Functional connectivity patterns associated with improvements in the three types of dystonia. (A) Maps of symptomatic improvement-associated functional connectivity across groups thresholded at the uncorrected significance level P < 0.05. (B) Surface projections of maps for appendicular (Top) and cervical (Bottom) improvement. While the appendicular improvement mapped onto a network that included peaks in the primary motor cortex, the cervical improvement map overlapped with the phylogenetically older motor system within the agranular prefrontal cortex and the cingulate motor area.
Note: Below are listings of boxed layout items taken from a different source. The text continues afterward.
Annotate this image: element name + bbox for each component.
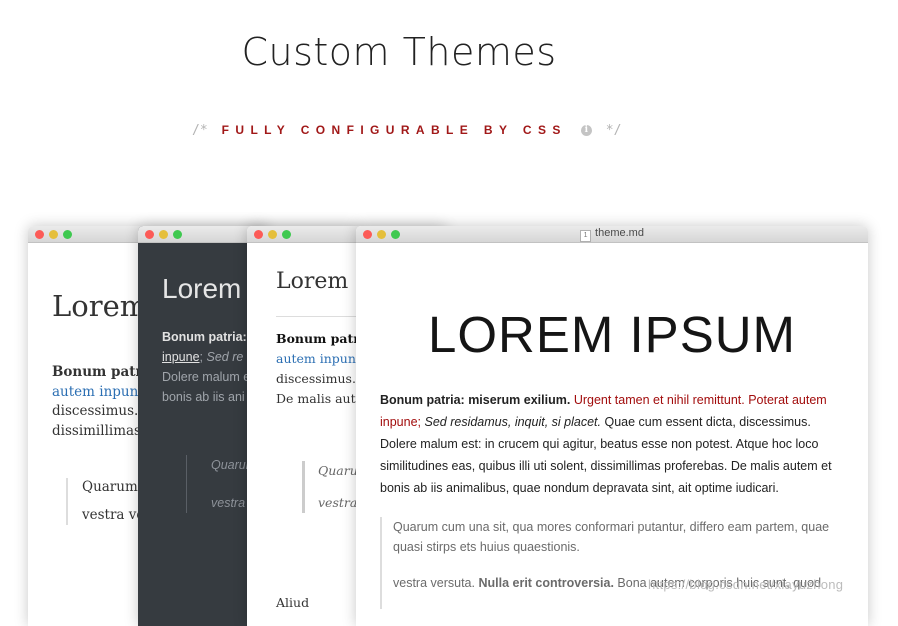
doc-heading: Lorem: [162, 273, 242, 304]
paragraph-italic: Sed re: [206, 350, 244, 364]
markdown-file-icon: 1: [580, 230, 592, 242]
info-icon[interactable]: i: [580, 124, 592, 136]
comment-open: /*: [192, 122, 208, 138]
subtitle-line: /* FULLY CONFIGURABLE BY CSS i */: [192, 120, 621, 140]
theme-window-main: 1 theme.md LOREM IPSUM Bonum patria: mise…: [356, 226, 868, 626]
paragraph-bold: Bonum patria:: [162, 330, 247, 344]
comment-close: */: [605, 122, 622, 138]
doc-heading: LOREM IPSUM: [427, 306, 797, 363]
maximize-window-button[interactable]: [282, 230, 291, 239]
maximize-window-button[interactable]: [63, 230, 72, 239]
watermark: https://blog.csdn.net/xiayuzhong: [648, 577, 844, 592]
doc-heading: Lorem i: [276, 269, 363, 294]
doc-blockquote: Quarum cum una sit, qua mores conformari…: [380, 517, 855, 609]
doc-heading: Lorem: [52, 289, 148, 323]
minimize-window-button[interactable]: [159, 230, 168, 239]
paragraph-bold: Bonum patria: miserum exilium.: [380, 393, 571, 407]
close-window-button[interactable]: [145, 230, 154, 239]
paragraph-italic: Sed residamus, inquit, si placet.: [424, 415, 601, 429]
doc-paragraph: Bonum patria: miserum exilium. Urgent ta…: [380, 389, 850, 499]
quote-line: Quarum cum una sit, qua mores conformari…: [393, 520, 830, 554]
window-content: LOREM IPSUM Bonum patria: miserum exiliu…: [356, 243, 868, 626]
paragraph-link[interactable]: autem inpune: [52, 384, 146, 400]
quote-bold: Nulla erit controversia.: [478, 576, 614, 590]
minimize-window-button[interactable]: [49, 230, 58, 239]
window-title: 1 theme.md: [356, 227, 868, 242]
close-window-button[interactable]: [254, 230, 263, 239]
close-window-button[interactable]: [35, 230, 44, 239]
subtitle-text: FULLY CONFIGURABLE BY CSS: [221, 123, 567, 137]
maximize-window-button[interactable]: [173, 230, 182, 239]
paragraph-separator: ;: [199, 350, 204, 364]
quote-text: vestra versuta.: [393, 576, 475, 590]
paragraph-link[interactable]: inpune: [162, 350, 200, 364]
minimize-window-button[interactable]: [268, 230, 277, 239]
window-titlebar: 1 theme.md: [356, 226, 868, 243]
paragraph-link[interactable]: autem inpune: [276, 351, 363, 366]
file-name: theme.md: [595, 227, 644, 239]
page-title: Custom Themes: [241, 30, 557, 74]
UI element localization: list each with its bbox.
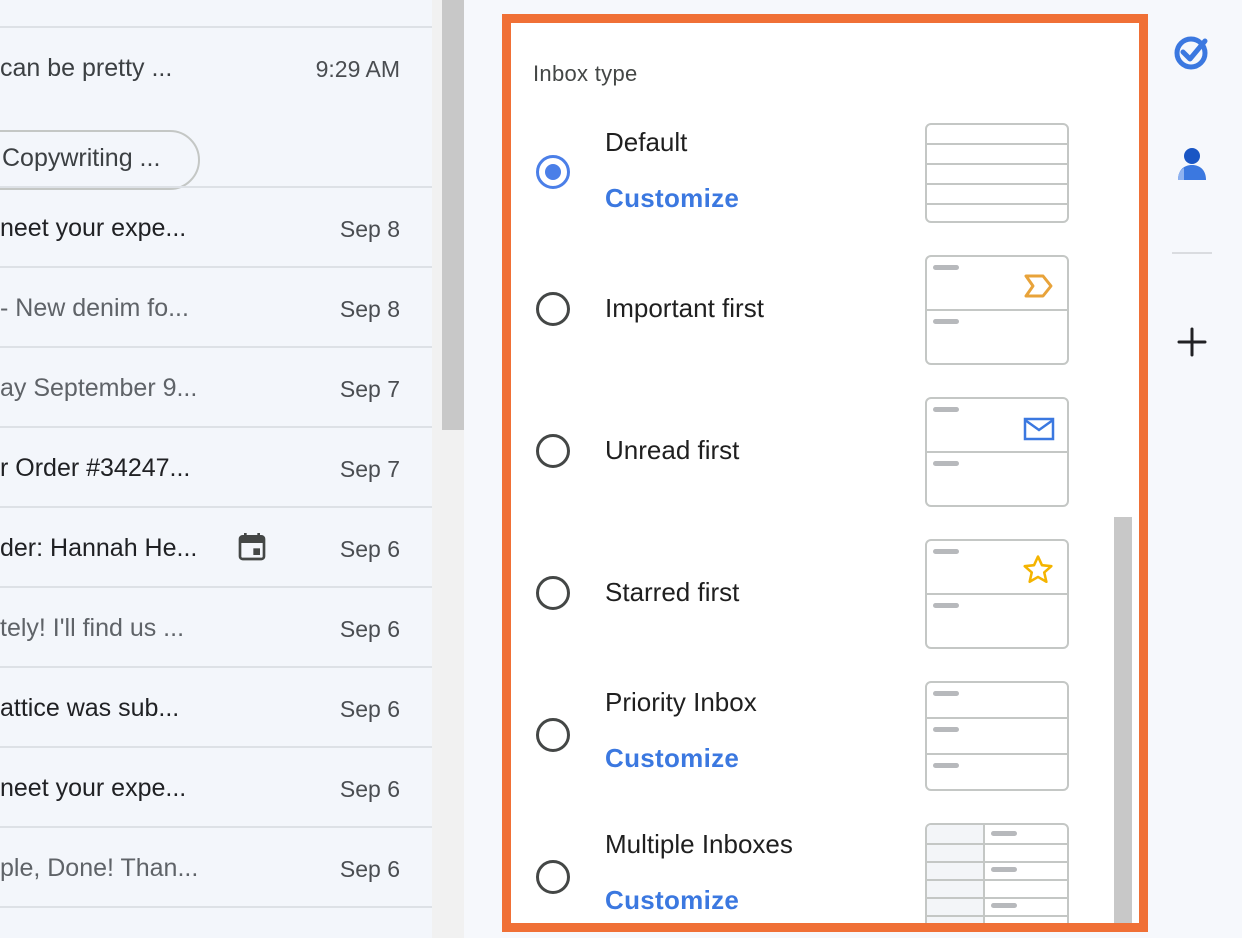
mail-date: Sep 7 bbox=[339, 376, 400, 402]
inbox-option-multiple-inboxes[interactable]: Multiple Inboxes Customize bbox=[511, 823, 1131, 923]
mail-row[interactable]: tely! I'll find us ... Sep 6 bbox=[0, 586, 432, 668]
mail-snippet: neet your expe... bbox=[0, 214, 187, 242]
mail-row[interactable]: attice was sub... Sep 6 bbox=[0, 666, 432, 748]
mail-row[interactable] bbox=[0, 906, 432, 938]
inbox-type-panel: Inbox type Default Customize Important f… bbox=[502, 14, 1148, 932]
option-label: Priority Inbox bbox=[605, 687, 757, 717]
inbox-thumbnail bbox=[925, 539, 1069, 649]
mail-snippet: ple, Done! Than... bbox=[0, 854, 199, 882]
radio-priority-inbox[interactable] bbox=[536, 718, 570, 752]
mail-row[interactable]: ple, Done! Than... Sep 6 bbox=[0, 826, 432, 908]
mail-row[interactable]: neet your expe... Sep 6 bbox=[0, 746, 432, 828]
label-chip[interactable]: Copywriting ... bbox=[0, 130, 200, 190]
mail-date: Sep 7 bbox=[339, 456, 400, 482]
mail-date: Sep 6 bbox=[339, 696, 400, 722]
inbox-thumbnail bbox=[925, 397, 1069, 507]
mail-time: 9:29 AM bbox=[315, 56, 400, 82]
mail-row[interactable]: - New denim fo... Sep 8 bbox=[0, 266, 432, 348]
inbox-option-starred-first[interactable]: Starred first bbox=[511, 539, 1131, 649]
mail-row[interactable]: neet your expe... Sep 8 bbox=[0, 186, 432, 268]
mail-row[interactable]: r Order #34247... Sep 7 bbox=[0, 426, 432, 508]
radio-unread-first[interactable] bbox=[536, 434, 570, 468]
inbox-thumbnail bbox=[925, 823, 1069, 923]
contacts-icon[interactable] bbox=[1174, 144, 1210, 184]
app-root: can be pretty ... 9:29 AM Copywriting ..… bbox=[0, 0, 1242, 938]
inbox-option-important-first[interactable]: Important first bbox=[511, 255, 1131, 365]
radio-important-first[interactable] bbox=[536, 292, 570, 326]
option-label: Starred first bbox=[605, 577, 740, 607]
side-panel bbox=[1164, 0, 1242, 938]
option-label: Multiple Inboxes bbox=[605, 829, 793, 859]
star-icon bbox=[1023, 555, 1053, 584]
mail-snippet: tely! I'll find us ... bbox=[0, 614, 185, 642]
option-label: Important first bbox=[605, 293, 764, 323]
mail-date: Sep 8 bbox=[339, 216, 400, 242]
mail-date: Sep 6 bbox=[339, 776, 400, 802]
mail-date: Sep 6 bbox=[339, 856, 400, 882]
settings-scrollbar[interactable] bbox=[1114, 517, 1132, 923]
mail-snippet: - New denim fo... bbox=[0, 294, 189, 322]
add-icon[interactable] bbox=[1176, 326, 1208, 358]
inbox-option-priority-inbox[interactable]: Priority Inbox Customize bbox=[511, 681, 1131, 791]
inbox-option-unread-first[interactable]: Unread first bbox=[511, 397, 1131, 507]
mail-list: can be pretty ... 9:29 AM Copywriting ..… bbox=[0, 0, 432, 938]
radio-starred-first[interactable] bbox=[536, 576, 570, 610]
mail-list-scrollbar[interactable] bbox=[442, 0, 464, 430]
mail-row[interactable]: der: Hannah He... Sep 6 bbox=[0, 506, 432, 588]
mail-date: Sep 6 bbox=[339, 616, 400, 642]
customize-multiple-link[interactable]: Customize bbox=[605, 885, 739, 916]
mail-row[interactable]: can be pretty ... 9:29 AM Copywriting ..… bbox=[0, 26, 432, 190]
inbox-thumbnail bbox=[925, 681, 1069, 791]
inbox-thumbnail bbox=[925, 255, 1069, 365]
option-label: Default bbox=[605, 127, 688, 157]
radio-multiple-inboxes[interactable] bbox=[536, 860, 570, 894]
tasks-icon[interactable] bbox=[1172, 32, 1212, 72]
option-label: Unread first bbox=[605, 435, 740, 465]
mail-snippet: can be pretty ... bbox=[0, 54, 173, 82]
inbox-option-default[interactable]: Default Customize bbox=[511, 123, 1131, 233]
importance-marker-icon bbox=[1024, 274, 1053, 298]
calendar-event-icon bbox=[238, 533, 266, 561]
radio-default[interactable] bbox=[536, 155, 570, 189]
mail-snippet: r Order #34247... bbox=[0, 454, 191, 482]
mail-date: Sep 6 bbox=[339, 536, 400, 562]
mail-snippet: der: Hannah He... bbox=[0, 534, 198, 562]
customize-default-link[interactable]: Customize bbox=[605, 183, 739, 214]
mail-snippet: neet your expe... bbox=[0, 774, 187, 802]
mail-row[interactable]: ay September 9... Sep 7 bbox=[0, 346, 432, 428]
mail-snippet: ay September 9... bbox=[0, 374, 198, 402]
mail-snippet: attice was sub... bbox=[0, 694, 180, 722]
customize-priority-link[interactable]: Customize bbox=[605, 743, 739, 774]
envelope-icon bbox=[1023, 417, 1055, 441]
section-title: Inbox type bbox=[533, 61, 638, 86]
inbox-thumbnail bbox=[925, 123, 1069, 223]
side-divider bbox=[1172, 252, 1212, 254]
mail-date: Sep 8 bbox=[339, 296, 400, 322]
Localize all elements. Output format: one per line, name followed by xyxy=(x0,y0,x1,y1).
Functionally, this network resembles the cingulo-opercular network (56) and connectivity profiles seeded from extrapyramidal motor areas such as the red nucleus (see panel D). (C) Contrast map of leg versus arm improvement (difference of z-scored symptomatic improvement maps) projected onto the primary motor cortex. This map peaked at the leg area (for lower limb improvements) and the hand knob (for upper limb improvements). The homuncular regions are adapted from ref. (licensed under CC-BY 4.0). (D) Cingulo-opercular network (56) and functional connectivity map of the red nucleus bear resemblance to the cervical improvement map (black outlines and see panel B).

Fig. 7.

Three representative cases with dystonia involving multiple body regions. Proximity of active contacts (highlighted in purple) to the sweet-spots (blue—appendicular, orange—cervical) reflects the improvement in the corresponding symptoms. (A) The first patient had improvement in both cervical and appendicular symptom clusters. Their two active contacts mapped to both sweet-spots. (B and C) The second and third patients had strong improvements only in one of the clusters, matching the sweet-spots that were stimulated. Note that the presumably optimal trajectory would coincide with the commonly employed trajectory for DBS in Parkinson’s disease.